= Hortdan =

Creature in Turkic mythology

In Turkic mythology, Hortdan (Turkish: Hortlak) is the troubled soul of the dead rising from the grave. Some Hortdan can be living people with certain magical properties. Some of the properties of the Hortdan include: the ability to transform into an animal, invisibility, and the propensity to drain the vitality of victims via blood loss. Hortdans are also known as immortal vampires.

==Origin==
The Hortdans are creatures of Tatar folk mythology, as a representation of evil spirits, the spirits of the dead. As these stories were transmitted only by oral tradition, legend has lost its original substance, and Turkic people have transformed the Hortlak into bloodthirsty creatures. Originally, the Hortlak ghost is said to "appear" where the souls of murdered people have departed or where human blood has been shed. However, people most often encounter the ghost above the graves of the slain. It doesn't harm people; they only "see" it wandering or sitting there, mournfully making a sorrowful sound.
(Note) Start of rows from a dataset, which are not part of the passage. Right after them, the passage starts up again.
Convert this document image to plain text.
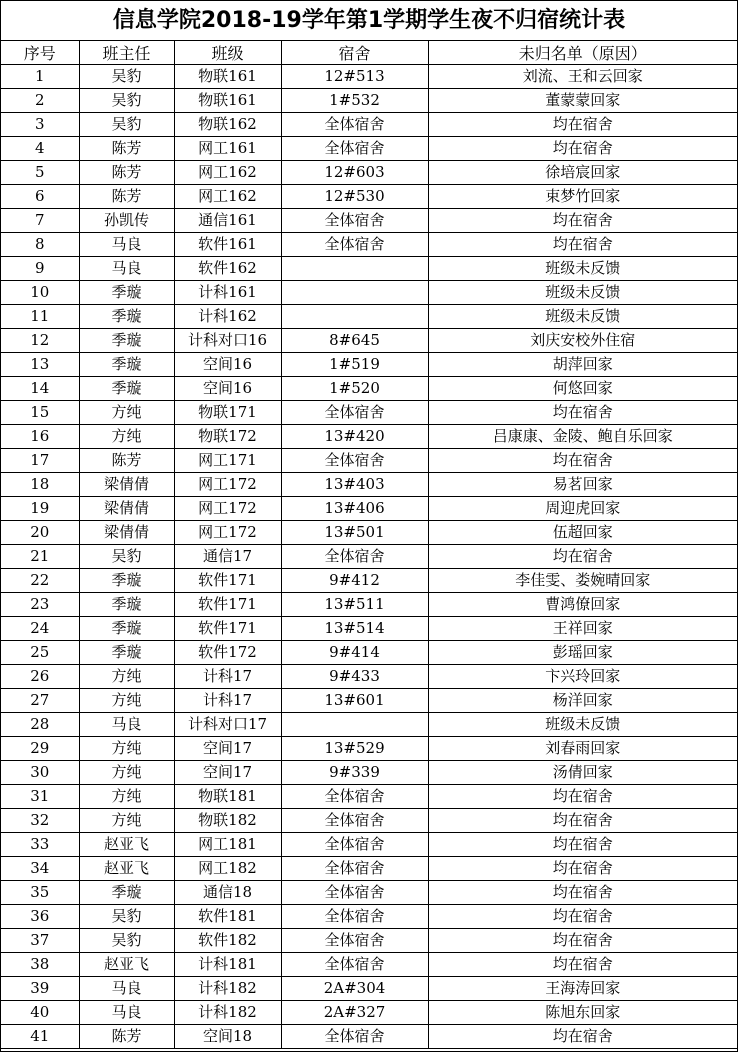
信息学院2018-19学年第1学期学生夜不归宿统计表
序号	班主任	班级	宿舍	未归名单（原因）
1	吴豹	物联161	12#513	刘流、王和云回家
2	吴豹	物联161	1#532	董蒙蒙回家
3	吴豹	物联162	全体宿舍	均在宿舍
4	陈芳	网工161	全体宿舍	均在宿舍
5	陈芳	网工162	12#603	徐培宸回家
6	陈芳	网工162	12#530	束梦竹回家
7	孙凯传	通信161	全体宿舍	均在宿舍
8	马良	软件161	全体宿舍	均在宿舍
9	马良	软件162		班级未反馈
10	季璇	计科161		班级未反馈
11	季璇	计科162		班级未反馈
12	季璇	计科对口16	8#645	刘庆安校外住宿
13	季璇	空间16	1#519	胡萍回家
14	季璇	空间16	1#520	何悠回家
15	方纯	物联171	全体宿舍	均在宿舍
16	方纯	物联172	13#420	吕康康、金陵、鲍自乐回家
17	陈芳	网工171	全体宿舍	均在宿舍
18	梁倩倩	网工172	13#403	易茗回家
19	梁倩倩	网工172	13#406	周迎虎回家
20	梁倩倩	网工172	13#501	伍超回家
21	吴豹	通信17	全体宿舍	均在宿舍
22	季璇	软件171	9#412	李佳雯、娄婉晴回家
23	季璇	软件171	13#511	曹鸿僚回家
24	季璇	软件171	13#514	王祥回家
25	季璇	软件172	9#414	彭瑶回家
26	方纯	计科17	9#433	卞兴玲回家
27	方纯	计科17	13#601	杨洋回家
28	马良	计科对口17		班级未反馈
29	方纯	空间17	13#529	刘春雨回家
30	方纯	空间17	9#339	汤倩回家
31	方纯	物联181	全体宿舍	均在宿舍
32	方纯	物联182	全体宿舍	均在宿舍
33	赵亚飞	网工181	全体宿舍	均在宿舍
34	赵亚飞	网工182	全体宿舍	均在宿舍
35	季璇	通信18	全体宿舍	均在宿舍
36	吴豹	软件181	全体宿舍	均在宿舍
37	吴豹	软件182	全体宿舍	均在宿舍
38	赵亚飞	计科181	全体宿舍	均在宿舍
39	马良	计科182	2A#304	王海涛回家
40	马良	计科182	2A#327	陈旭东回家
41	陈芳	空间18	全体宿舍	均在宿舍
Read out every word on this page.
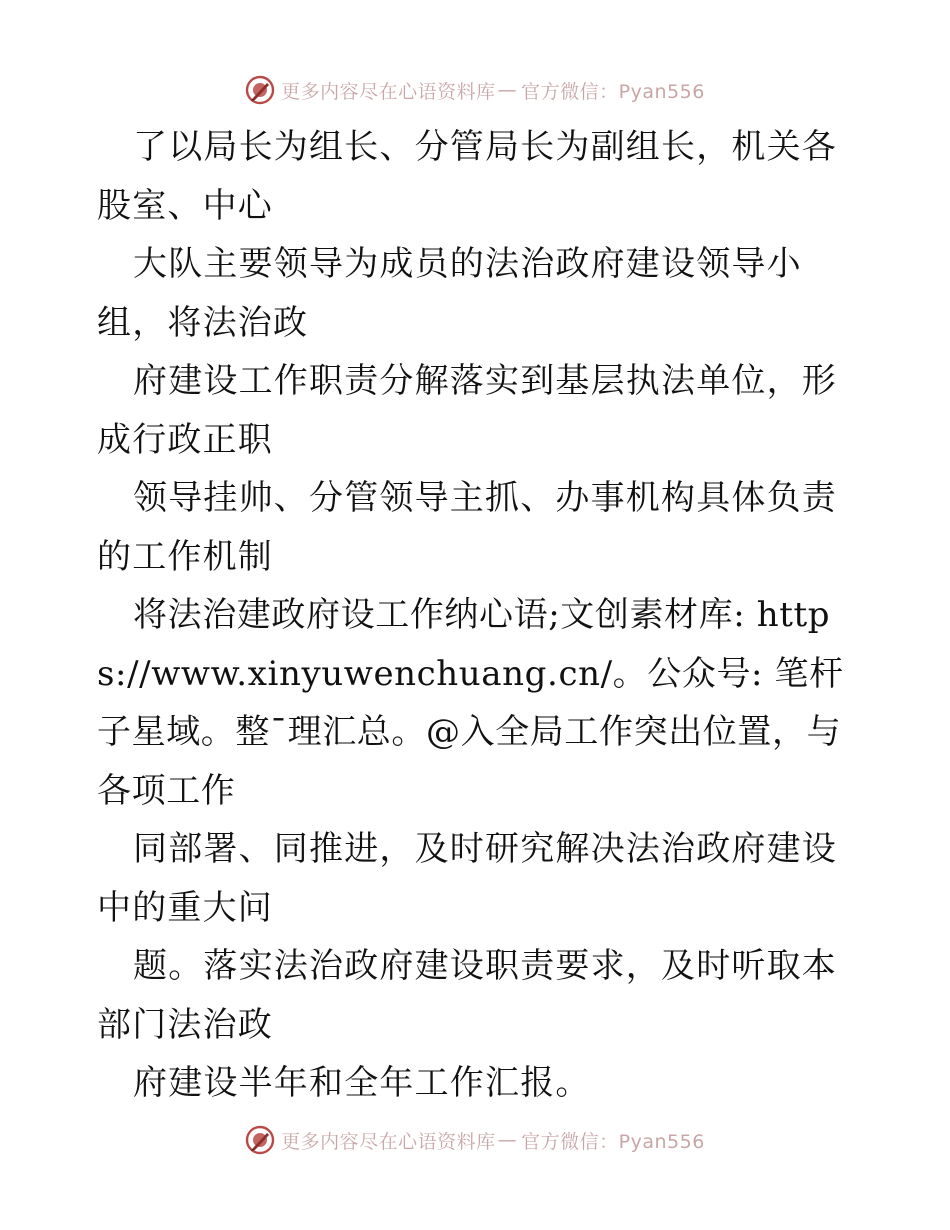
更多内容尽在心语资料库 — 官方微信：Pyan556

了以局长为组长、分管局长为副组长，机关各股室、中心

大队主要领导为成员的法治政府建设领导小组，将法治政

府建设工作职责分解落实到基层执法单位，形成行政正职

领导挂帅、分管领导主抓、办事机构具体负责的工作机制

将法治建政府设工作纳心语;文创素材库: https://www.xinyuwenchuang.cn/。公众号: 笔杆子星域。整¯理汇总。@入全局工作突出位置，与各项工作

同部署、同推进，及时研究解决法治政府建设中的重大问

题。落实法治政府建设职责要求，及时听取本部门法治政

府建设半年和全年工作汇报。

更多内容尽在心语资料库 — 官方微信：Pyan556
Hortdans are fictional undead creatures regularly encountered in horror and fantasy themed narratives. They are typically depicted as mindless, reanimated corpses with a hunger for human flesh.

==Etymology==
The name Hortdan (or Hortlak) is related to the Turkic verb hortlamak, which in Turkish means get out and especially get out of the grave.

==Different types of Hortdan==
- Hortlak is the name of this creature in Turkish culture. And refers to a Zombie-like entity.
- Xortdan is the Azerbaijani etymology of the vampire.
- Hortan (sometimes Аза-Хортан "Aza-Hortan") is a poltergeist like an evil spirit in Tuva tradition.